Georgina, Bedfordshire

The clocks have gone forward and I have been sitting in the sun, reflecting on the rollercoaster of the past 11 months. It has been a terrifying and eye opening experience and one that sadly appears to have mirrored the experiences of many others in similar situations. On the 1st of May 2016, my world started to turn itself inside out. Initially I saw the GP over concerns about continuous head pain and dizziness and -after a barrage of scans, tests and more prodding and poking than 2005 Facebook – I was signed off work as a teacher and locked in a scary and ever shrinking world where the condition morphed into something more disquieting – loss of processing, memory, vocabulary, mobility and dexterity. This is where the real trouble lay-nobody knew why.

My mobility is the most visible issue as I now use a stick having fallen once too often. On good days, it’s a safety blanket, whilst on bad days my walking is so disjointed and unstable that I am in tears at the prospect of leaving the house. On good days, I’m asked why I need the stick and have been accused of attention seeking, whilst on bad days I am humiliated by the stares I get as I lurch around like an extra from the Walking Dead. My vocabulary has fallen apart which leads to much hilarity when inappropriate words slip out but is less amusing when I fall in the middle of the night and can’t communicate with my wife. Equally distressing is my processing and memory loss, forgetting information, past events and even the date of my birthday. I am incredibly lucky to have an interested and engaged GP who monitored proceedings whilst I was passed around a variety of neurologists and became increasingly disheartened with the situation.

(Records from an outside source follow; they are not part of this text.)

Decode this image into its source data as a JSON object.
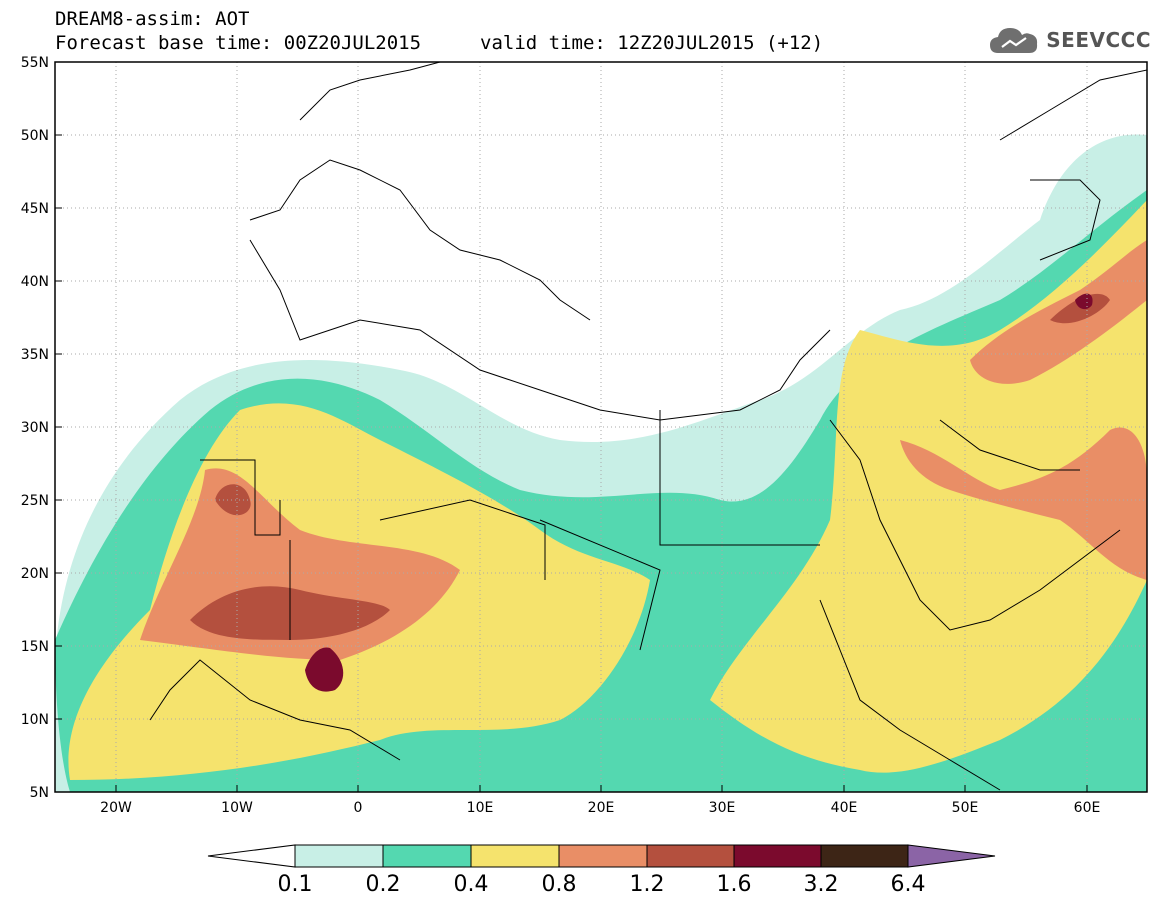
{
  "header": {
    "title_line1": "DREAM8-assim: AOT",
    "title_line2": "Forecast base time: 00Z20JUL2015",
    "valid_time": "valid time: 12Z20JUL2015 (+12)"
  },
  "logo": {
    "text": "SEEVCCC",
    "icon": "cloud-icon"
  },
  "map": {
    "lon_range": [
      -25,
      65
    ],
    "lat_range": [
      5,
      55
    ],
    "lat_ticks": [
      "5N",
      "10N",
      "15N",
      "20N",
      "25N",
      "30N",
      "35N",
      "40N",
      "45N",
      "50N",
      "55N"
    ],
    "lon_ticks": [
      "20W",
      "10W",
      "0",
      "10E",
      "20E",
      "30E",
      "40E",
      "50E",
      "60E"
    ]
  },
  "colorbar": {
    "labels": [
      "0.1",
      "0.2",
      "0.4",
      "0.8",
      "1.2",
      "1.6",
      "3.2",
      "6.4"
    ],
    "colors": [
      "#ffffff",
      "#c8efe6",
      "#54d8b0",
      "#f5e36d",
      "#e98e66",
      "#b4503e",
      "#7b0a2d",
      "#3d2516",
      "#8b64a6"
    ]
  }
}
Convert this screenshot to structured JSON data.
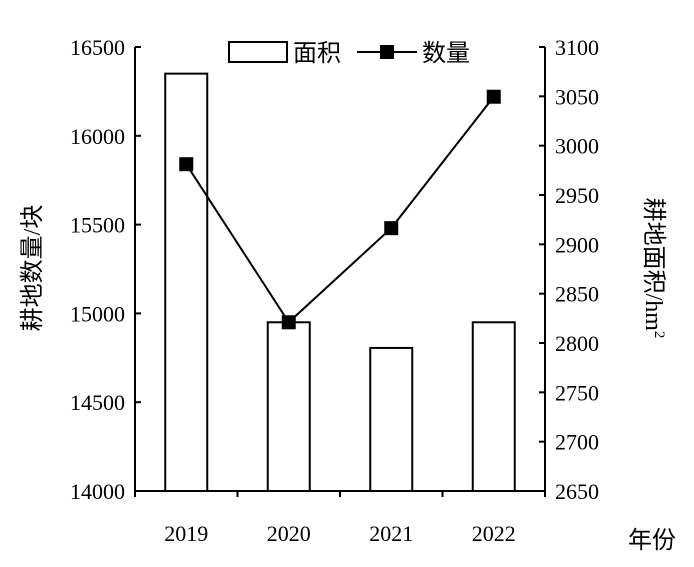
{
  "chart_data": {
    "type": "bar+line",
    "categories": [
      "2019",
      "2020",
      "2021",
      "2022"
    ],
    "xlabel": "年份",
    "series": [
      {
        "name": "面积",
        "type": "bar",
        "axis": "right",
        "values": [
          3073,
          2821,
          2795,
          2821
        ]
      },
      {
        "name": "数量",
        "type": "line",
        "axis": "left",
        "marker": "square",
        "values": [
          15840,
          14950,
          15480,
          16220
        ]
      }
    ],
    "left_axis": {
      "label": "耕地数量/块",
      "ylim": [
        14000,
        16500
      ],
      "ticks": [
        "14000",
        "14500",
        "15000",
        "15500",
        "16000",
        "16500"
      ]
    },
    "right_axis": {
      "label": "耕地面积/hm",
      "label_sup": "2",
      "ylim": [
        2650,
        3100
      ],
      "ticks": [
        "2650",
        "2700",
        "2750",
        "2800",
        "2850",
        "2900",
        "2950",
        "3000",
        "3050",
        "3100"
      ]
    },
    "legend": {
      "placement": "top-center",
      "entries": [
        "面积",
        "数量"
      ]
    },
    "grid": false,
    "colors": {
      "bar_fill": "#ffffff",
      "stroke": "#000000"
    }
  }
}
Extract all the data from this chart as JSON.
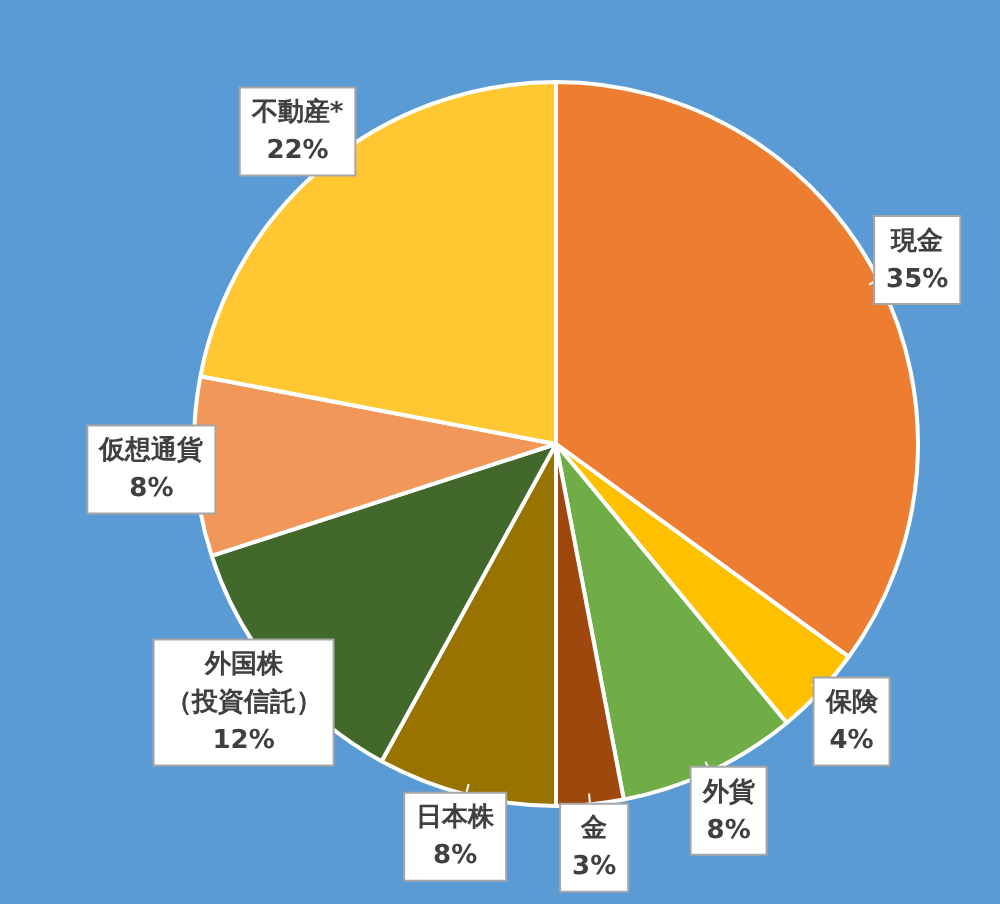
{
  "chart_data": {
    "type": "pie",
    "categories": [
      "現金",
      "保険",
      "外貨",
      "金",
      "日本株",
      "外国株（投資信託）",
      "仮想通貨",
      "不動産*"
    ],
    "values": [
      35,
      4,
      8,
      3,
      8,
      12,
      8,
      22
    ],
    "colors": [
      "#ed7d31",
      "#ffc000",
      "#70ad47",
      "#9e480e",
      "#997300",
      "#43682b",
      "#f1975a",
      "#ffc832"
    ],
    "value_labels": [
      "35%",
      "4%",
      "8%",
      "3%",
      "8%",
      "12%",
      "8%",
      "22%"
    ],
    "legend": false
  }
}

At the end of February, I was admitted into hospital after my GP became concerned that I had deteriorated rapidly. I arrived, presenting the file of information we had collated over the past 10 months, and was briskly told that I was wasting valuable time, not trying to be well and that I should have been taken straight to a psychiatrist. Believe me, I am the first person to practise tough love and I daily force myself to push through to find some semblance of normality but come up against very real and physical roadblocks. Now I was being told it was in my head and I wasn’t actually experiencing these debilitating symptoms? I returned home heartbroken, spending the subsequent days catatonic and out of reach of comfort and reassurance

Then, two weeks later, after months of confusion and worry, we saw a consultant at Queen’s Square Neurological Hospital and we walked out of there with a name. Functional Neurological Disorder. This thing had taken over my life and I finally knew what to call it! Three little letters which suddenly fitted my world so well- FND- ‘…symptoms which, whilst similar to (and as debilitating as) neurological diseases including MS and Epilepsy, are not caused by structural disease, but a problem with the functioning of the nervous system’. The hardware is intact, it’s just the software that’s letting me down! That night I slept properly for the first time in 10 months.

Now the work begins. I am trying to forge a way through -there is no rule book, but the support I have found makes me feel invincible. Armed with new drugs, I am undertaking neurophysio rehabilitation at Queen’s Square and I will work harder than I have ever worked before. But we’re unsure what the prognosis will be- FND isn’t going away overnight or even completely, so bear with me. If I don’t speak on the phone, it’s not because I am ignoring you- it is because I cannot understand or follow the conversation. If I cancel plans, it is not because I don’t want to come, I am desperate to be there but I currently can’t walk or say my own name. If I see you, it will be on a good day- very few people see this darker side. You may tell me I am ‘looking good’ and how ‘great it is to see me being normal’ and I truly appreciate these comments- I am working my socks off to present this. You may comment to others that I seemed on ‘good form’ and ‘getting better’ and when I speak about a bad day you’ll be ‘sorry I’ve gone back downhill’. So am I.

But we need to change the thinking. This is not a hill to climb- it’s a rollercoaster which has many twists and turns. There will be good days and there will be bad days and sometimes I will push myself too hard and there will be knock on consequences. But that’s OK. I do not know what my FND future holds or what the situation will be when we reach the end, but I shall persevere. There is very little out there about FND and many people have similar experiences when they are turned away by doctors with no previous FND exposure We all want to show the world our good days and successes and it is natural to want to hide our weaknesses away, but it is only through speaking and exposing the bad days that we will understand more about the impact of this condition. So here I am, this is me and I have FND. It’s not pretty and it’s not easy but it is min and I will rein it in rather than let it run wild.

I have one request, please indulge me- when I am clearly struggling but I tell you I am fine, let me. I am wearing this mask because for the few hours I have it on, I can pretend that the world as I know it hasn’t changed, that this has all been a bizarre dream. Yes, I have FND but FND does not have me. There may be hell to pay tomorrow but for those few hours, I am reclaiming who I am.